The first instances of class action cases were known as group litigation and were introduced in England in the 13th century. These cases were usually initiated when some action broke village, town, guild or parish rules and affected several people simultaneously. Group cases were the norm because it was so difficult to handle individual cases with the methods of transportation and communication that were available at the time.
In the centuries just prior to the 18th century, group litigation in England slowly came to be replaced by individual litigation. The system had shifted so drastically that by the end of the 1700s, cases involving groups had become difficult to process. Parliament was aware of the situation, and several laws were enacted to deal with the issues that would arise. Due to these laws, group litigation had become virtually nonexistent in England after 1850.
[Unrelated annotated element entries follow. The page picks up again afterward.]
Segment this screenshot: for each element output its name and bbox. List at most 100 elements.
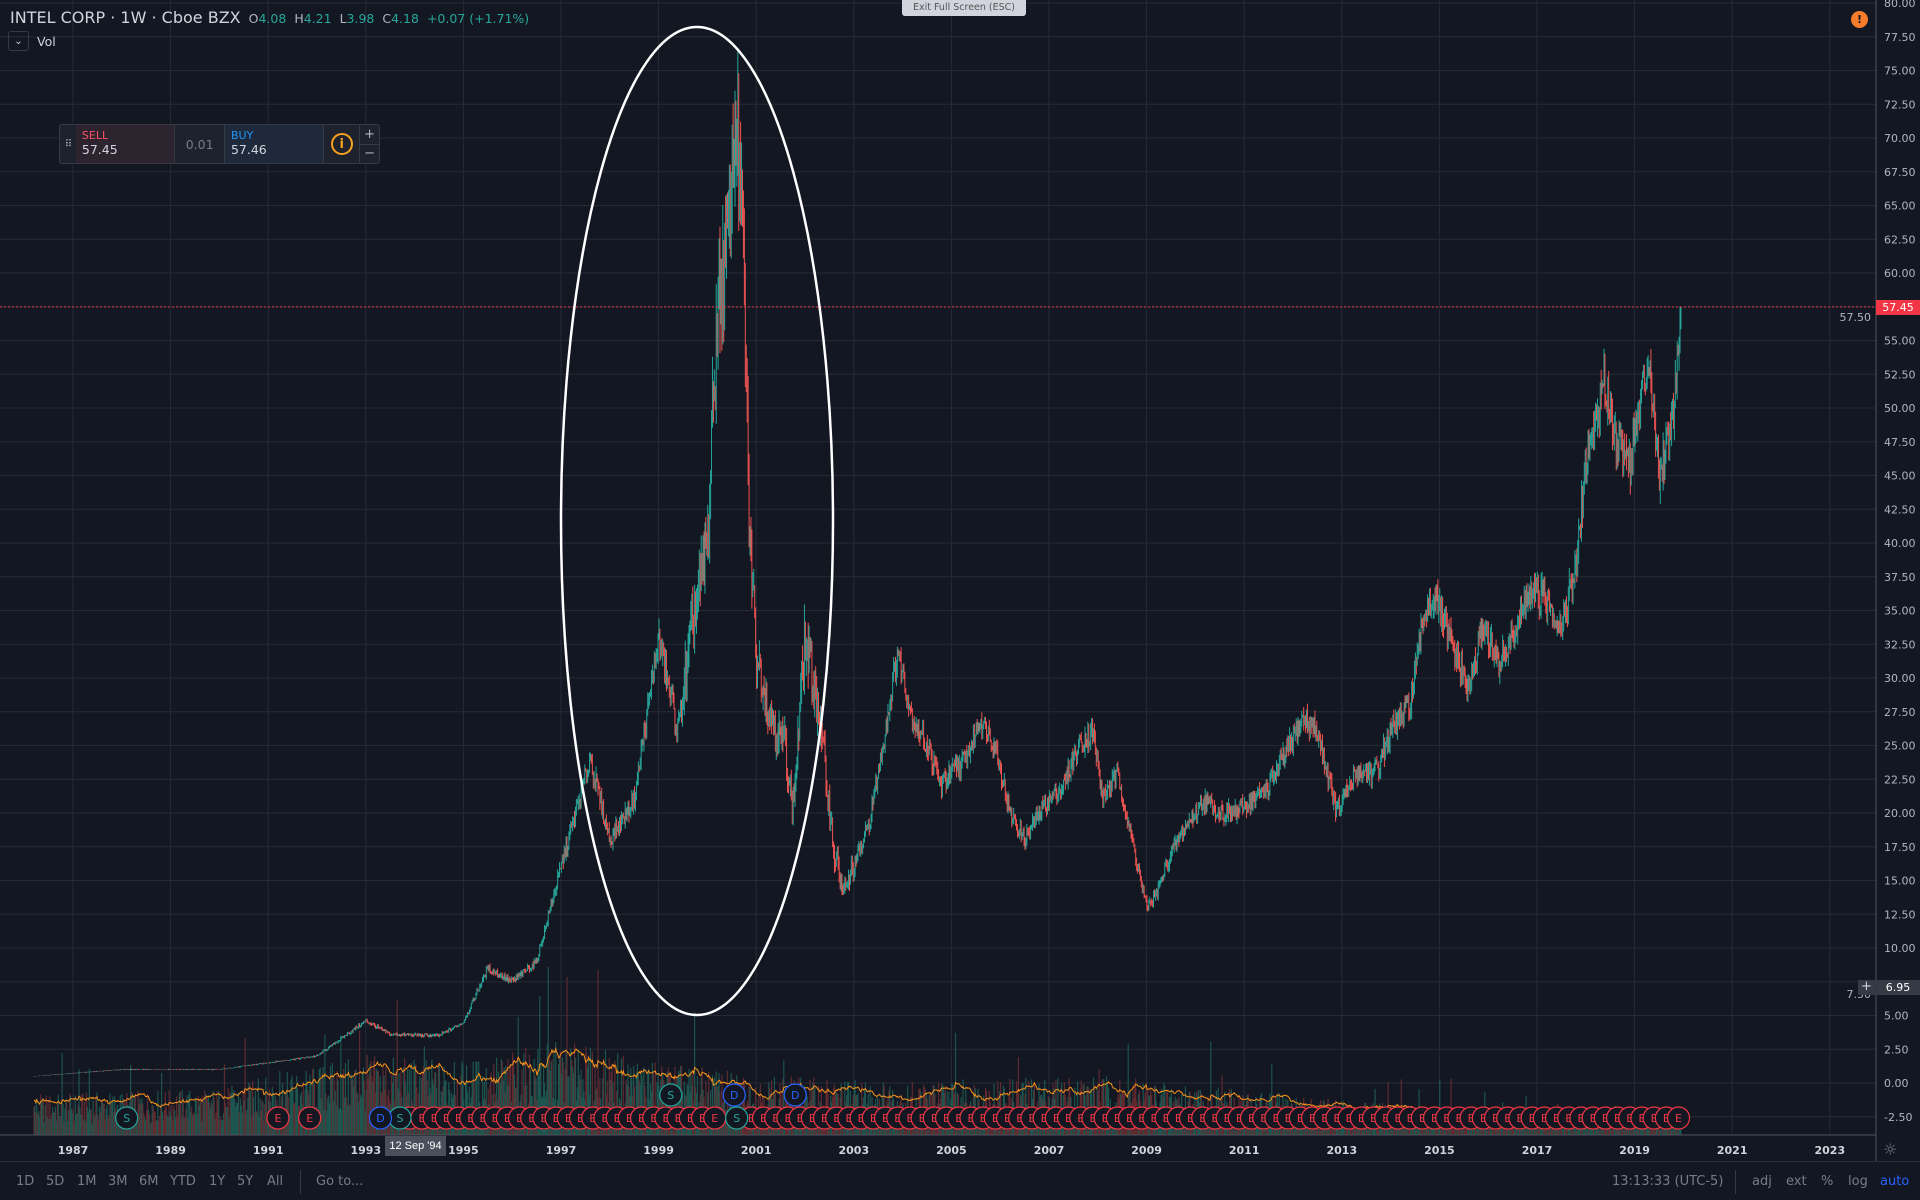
event-marker-s[interactable]: S <box>659 1083 683 1107</box>
price-tick-label: 65.00 <box>1884 200 1916 213</box>
price-tick-label: 40.00 <box>1884 537 1916 550</box>
add-crosshair-plus-button[interactable]: + <box>1858 980 1875 995</box>
low-label: L <box>339 11 347 26</box>
event-label: E <box>1089 1112 1096 1125</box>
event-label: S <box>733 1112 740 1125</box>
event-label: D <box>376 1112 384 1125</box>
buy-button[interactable]: BUY 57.46 <box>224 125 325 163</box>
clock-timezone[interactable]: 13:13:33 (UTC-5) <box>1612 1174 1724 1189</box>
event-label: E <box>1077 1112 1084 1125</box>
range-1d[interactable]: 1D <box>16 1174 35 1189</box>
low-value: 3.98 <box>346 11 375 26</box>
event-label: E <box>1455 1112 1462 1125</box>
event-label: E <box>1065 1112 1072 1125</box>
range-3m[interactable]: 3M <box>108 1174 128 1189</box>
event-circle <box>298 1106 322 1130</box>
event-marker-s[interactable]: S <box>115 1106 139 1130</box>
increase-quantity-button[interactable]: + <box>364 126 376 142</box>
auto-toggle[interactable]: auto <box>1880 1174 1910 1189</box>
time-tick-label: 2005 <box>936 1144 967 1157</box>
bottom-toolbar: 1D 5D 1M 3M 6M YTD 1Y 5Y All Go to... 13… <box>0 1161 1920 1200</box>
info-button[interactable]: i <box>324 125 361 163</box>
range-6m[interactable]: 6M <box>139 1174 159 1189</box>
range-5d[interactable]: 5D <box>46 1174 65 1189</box>
event-circle <box>722 1083 746 1107</box>
event-label: E <box>906 1112 913 1125</box>
event-marker-d[interactable]: D <box>722 1083 746 1107</box>
event-label: E <box>894 1112 901 1125</box>
event-label: E <box>1638 1112 1645 1125</box>
event-label: E <box>601 1112 608 1125</box>
exit-fullscreen-button[interactable]: Exit Full Screen (ESC) <box>902 0 1026 16</box>
event-marker-e[interactable]: E <box>298 1106 322 1130</box>
event-marker-d[interactable]: D <box>368 1106 393 1130</box>
percent-toggle[interactable]: % <box>1821 1174 1834 1189</box>
event-label: E <box>931 1112 938 1125</box>
adj-toggle[interactable]: adj <box>1752 1174 1772 1189</box>
grid <box>0 0 1876 1135</box>
interval: 1W <box>120 8 147 27</box>
event-label: E <box>1468 1112 1475 1125</box>
range-ytd[interactable]: YTD <box>170 1174 196 1189</box>
event-label: E <box>1358 1112 1365 1125</box>
buy-sell-panel: ⠿ SELL 57.45 0.01 BUY 57.46 i + − <box>59 124 380 164</box>
event-label: E <box>418 1112 425 1125</box>
event-marker-e[interactable]: E <box>266 1106 290 1130</box>
event-label: E <box>711 1112 718 1125</box>
time-tick-label: 1999 <box>643 1144 674 1157</box>
event-label: E <box>638 1112 645 1125</box>
volume-label[interactable]: Vol <box>37 33 56 49</box>
event-label: E <box>455 1112 462 1125</box>
event-label: E <box>1480 1112 1487 1125</box>
event-label: E <box>955 1112 962 1125</box>
last-price-label: 57.45 <box>1876 300 1920 315</box>
event-marker-s[interactable]: S <box>388 1106 412 1130</box>
event-label: E <box>1333 1112 1340 1125</box>
event-label: E <box>675 1112 682 1125</box>
event-label: E <box>1041 1112 1048 1125</box>
drag-handle-icon[interactable]: ⠿ <box>64 138 72 150</box>
price-tick-label: 57.50 <box>1840 311 1872 324</box>
price-axis: 80.00 77.50 75.00 72.50 70.00 67.50 65.00 62.50… <box>1840 0 1916 1124</box>
sell-button[interactable]: SELL 57.45 <box>75 125 176 163</box>
range-1m[interactable]: 1M <box>77 1174 97 1189</box>
event-label: E <box>1211 1112 1218 1125</box>
event-label: E <box>687 1112 694 1125</box>
event-label: E <box>1272 1112 1279 1125</box>
event-marker-e[interactable]: E <box>1666 1106 1691 1130</box>
event-label: E <box>1431 1112 1438 1125</box>
go-to-date-button[interactable]: Go to... <box>316 1174 364 1189</box>
price-tick-label: 80.00 <box>1884 0 1916 10</box>
price-tick-label: 60.00 <box>1884 267 1916 280</box>
event-label: E <box>431 1112 438 1125</box>
event-label: E <box>1102 1112 1109 1125</box>
separator: · <box>151 8 157 27</box>
symbol-title[interactable]: INTEL CORP · 1W · Cboe BZX <box>10 8 241 27</box>
warning-icon[interactable]: ! <box>1851 11 1868 28</box>
event-label: E <box>943 1112 950 1125</box>
event-label: E <box>797 1112 804 1125</box>
decrease-quantity-button[interactable]: − <box>360 143 380 164</box>
event-marker-e[interactable]: E <box>703 1106 727 1130</box>
event-marker-s[interactable]: S <box>725 1106 749 1130</box>
event-label: E <box>1163 1112 1170 1125</box>
info-icon: i <box>330 133 353 155</box>
event-label: E <box>650 1112 657 1125</box>
event-label: E <box>1175 1112 1182 1125</box>
chevron-down-icon[interactable]: ⌄ <box>8 31 29 51</box>
range-all[interactable]: All <box>267 1174 284 1189</box>
settings-gear-icon[interactable]: ☼ <box>1883 1140 1898 1159</box>
ext-toggle[interactable]: ext <box>1786 1174 1807 1189</box>
exchange: Cboe BZX <box>161 8 241 27</box>
range-5y[interactable]: 5Y <box>237 1174 254 1189</box>
log-toggle[interactable]: log <box>1848 1174 1868 1189</box>
range-1y[interactable]: 1Y <box>209 1174 226 1189</box>
sell-label: SELL <box>81 129 109 142</box>
price-tick-label: 50.00 <box>1884 402 1916 415</box>
event-marker-d[interactable]: D <box>783 1083 807 1107</box>
divider <box>300 1170 301 1194</box>
event-label: E <box>1504 1112 1511 1125</box>
price-tick-label: -2.50 <box>1884 1111 1912 1124</box>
Although group litigation died in England, it survived in the United States due to the efforts of Joseph Story, an associate justice of the U.S. Supreme Court in the early 1800s. However, at the time, Judge Story felt that group litigation had no place in modern society.
In 1833, Equity Rule 48 was passed, which allowed for group litigation, known as representative litigation, to be carried out when an excessive number of similar, individual cases had been filed. Ten years later, the Supreme Court further enhanced class actions by stating that individual plaintiffs did not have to be present in court for these suits to be heard.
Early in the 20th century, Equity Rule 48 came to be replaced by Equity Rule 38, and in 1938, this new rule was transformed into Rule 23 of the Federal Rules of Civil Procedure (FRCP). Rule 23 continues to serve as the basis for class actions today, but it has gone through several overhauls since it was enacted.
In 1966, opt-out class actions became the standard, and this revision of the FRCP is considered the direct predecessor of modern class-action law. This law became increasingly important in the U.S. in the 1960s and 1970s when it was used by leaders of the civil rights movement, environmentalists and consumer advocates.